After the unanimous motion titled, ‘Urgent Importance to Evacuate Nigerian Students in Ukraine,’ the Speaker asked the Majority Leader, Alhassan Ado-Doguwa; and Chairman of the House Committee on Foreign Affairs, Buba Yakub, to leave Nigeria by Friday and bring back stranded Nigerian students by Monday at the cost of the House.
Gbajabiamila said, “This is a very important motion that we discussed. Time is of the essence. A state of emergency has been declared. I listened to the news yesterday; even America said it is not going to be bloodless. We should be more proactive and I think it is better late than never.
“It is important at this point to forget all the bureaucratic bottlenecks and look out for our citizens, especially students. Action needs to be taken now and my thought is that the Leader of the House, Ado Doguwa and Chairman (of the Committee on) Foreign Affairs should liaise with the Ministry Foreign Affairs, NIA (Nigerian Intelligence Agency) and (Nigerian) Embassy in Ukraine.
“And if nothing positive comes out of it, then we should liaise with Chairman of Air Peace (Allen Onyema).
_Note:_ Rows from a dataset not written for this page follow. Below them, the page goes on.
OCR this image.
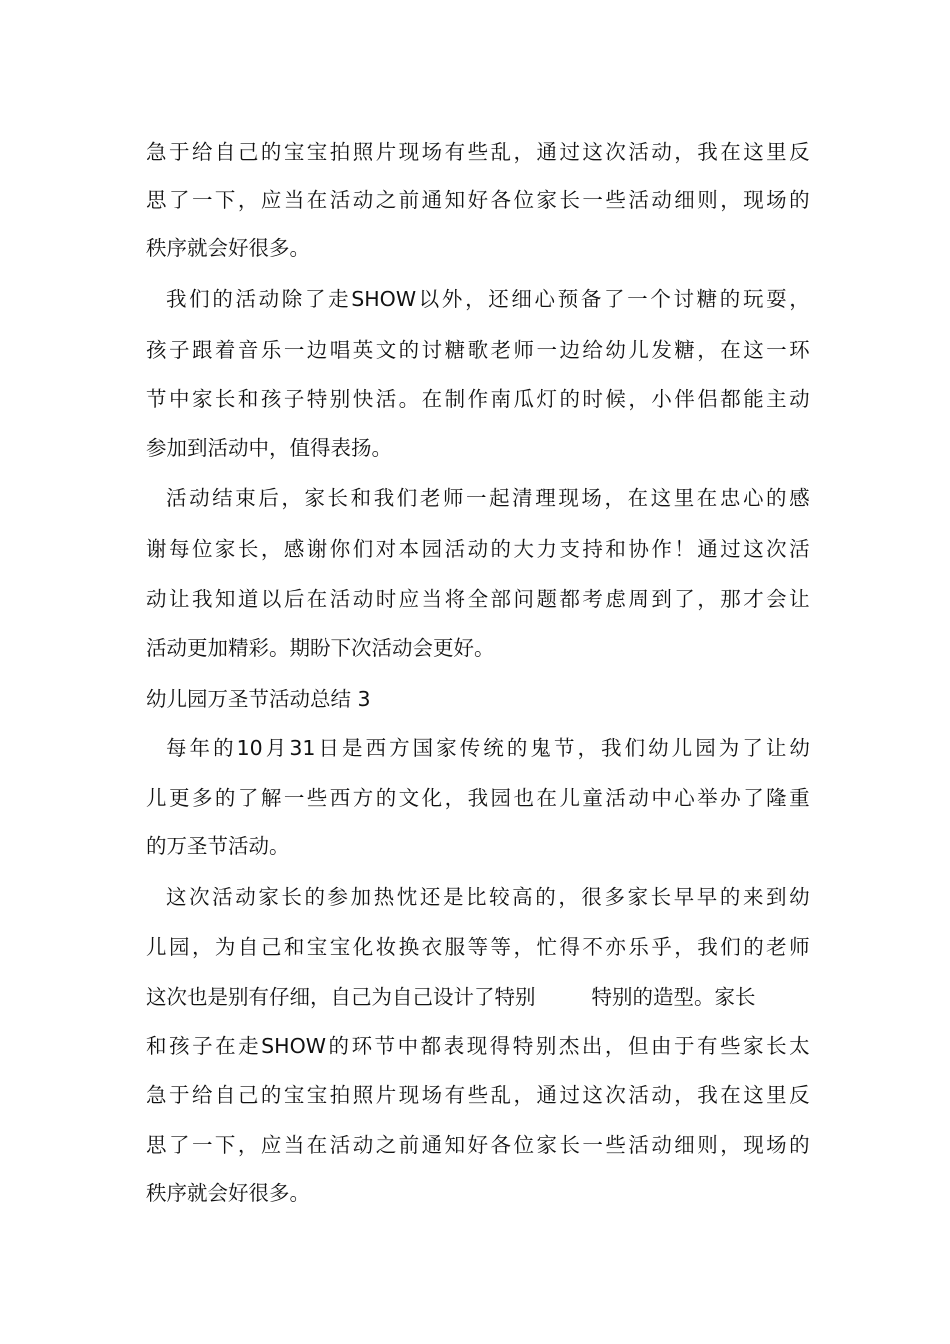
急 于 给 自 己 的 宝 宝 拍 照 片 现 场 有 些 乱 ， 通 过 这 次 活 动 ， 我 在 这 里 反
思 了 一 下 ， 应 当 在 活 动 之 前 通 知 好 各 位 家 长 一 些 活 动 细 则 ， 现 场 的
秩序就会好很多。
我 们 的 活 动 除 了 走 SHOW 以 外 ， 还 细 心 预 备 了 一 个 讨 糖 的 玩 耍 ，
孩 子 跟 着 音 乐 一 边 唱 英 文 的 讨 糖 歌 老 师 一 边 给 幼 儿 发 糖 ， 在 这 一 环
节 中 家 长 和 孩 子 特 别 快 活 。 在 制 作 南 瓜 灯 的 时 候 ， 小 伴 侣 都 能 主 动
参加到活动中，值得表扬。
活 动 结 束 后 ， 家 长 和 我 们 老 师 一 起 清 理 现 场 ， 在 这 里 在 忠 心 的 感
谢 每 位 家 长 ， 感 谢 你 们 对 本 园 活 动 的 大 力 支 持 和 协 作 ！ 通 过 这 次 活
动 让 我 知 道 以 后 在 活 动 时 应 当 将 全 部 问 题 都 考 虑 周 到 了 ， 那 才 会 让
活动更加精彩。期盼下次活动会更好。
幼儿园万圣节活动总结 3
每 年 的 10 月 31 日 是 西 方 国 家 传 统 的 鬼 节 ， 我 们 幼 儿 园 为 了 让 幼
儿 更 多 的 了 解 一 些 西 方 的 文 化 ， 我 园 也 在 儿 童 活 动 中 心 举 办 了 隆 重
的万圣节活动。
这 次 活 动 家 长 的 参 加 热 忱 还 是 比 较 高 的 ， 很 多 家 长 早 早 的 来 到 幼
儿 园 ， 为 自 己 和 宝 宝 化 妆 换 衣 服 等 等 ， 忙 得 不 亦 乐 乎 ， 我 们 的 老 师
这次也是别有仔细，自己为自己设计了特别	特别的造型。家长
和 孩 子 在 走 SHOW 的 环 节 中 都 表 现 得 特 别 杰 出 ， 但 由 于 有 些 家 长 太
急 于 给 自 己 的 宝 宝 拍 照 片 现 场 有 些 乱 ， 通 过 这 次 活 动 ， 我 在 这 里 反
思 了 一 下 ， 应 当 在 活 动 之 前 通 知 好 各 位 家 长 一 些 活 动 细 则 ， 现 场 的
秩序就会好很多。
Whatever it is going to cost the House, you need to leave this country, at the latest tomorrow, and come back on Monday with many of our students.”
Moving the motion earlier, Munir noted that there was a worsening conflict between Russia and the United States over Ukraine, of which the situation is deteriorating by the hour.
The lawmaker also noted that Nigeria had a significant number of undergraduate and graduate students currently studying in Ukraine, of which a number of them were under government scholarships, in addition to a number of Nigerian diplomats and their families in the Kiev Embassy and Nigerian expatriates across Ukraine.
He said, “The House is concerned that if a strategic plan is not put in place to secure and provide a safe passage for our citizens, they may be trapped or worse, harmed.”
Munir prayed the House to mandate its Committees on Foreign Affairs and Diaspora Affairs, in conjunction with the Federal Ministry of Foreign Affairs, to “ascertain the exact figures of Nigerians affected by this conflict and put in place a comprehensive monitoring, evaluation and evacuation mechanism.”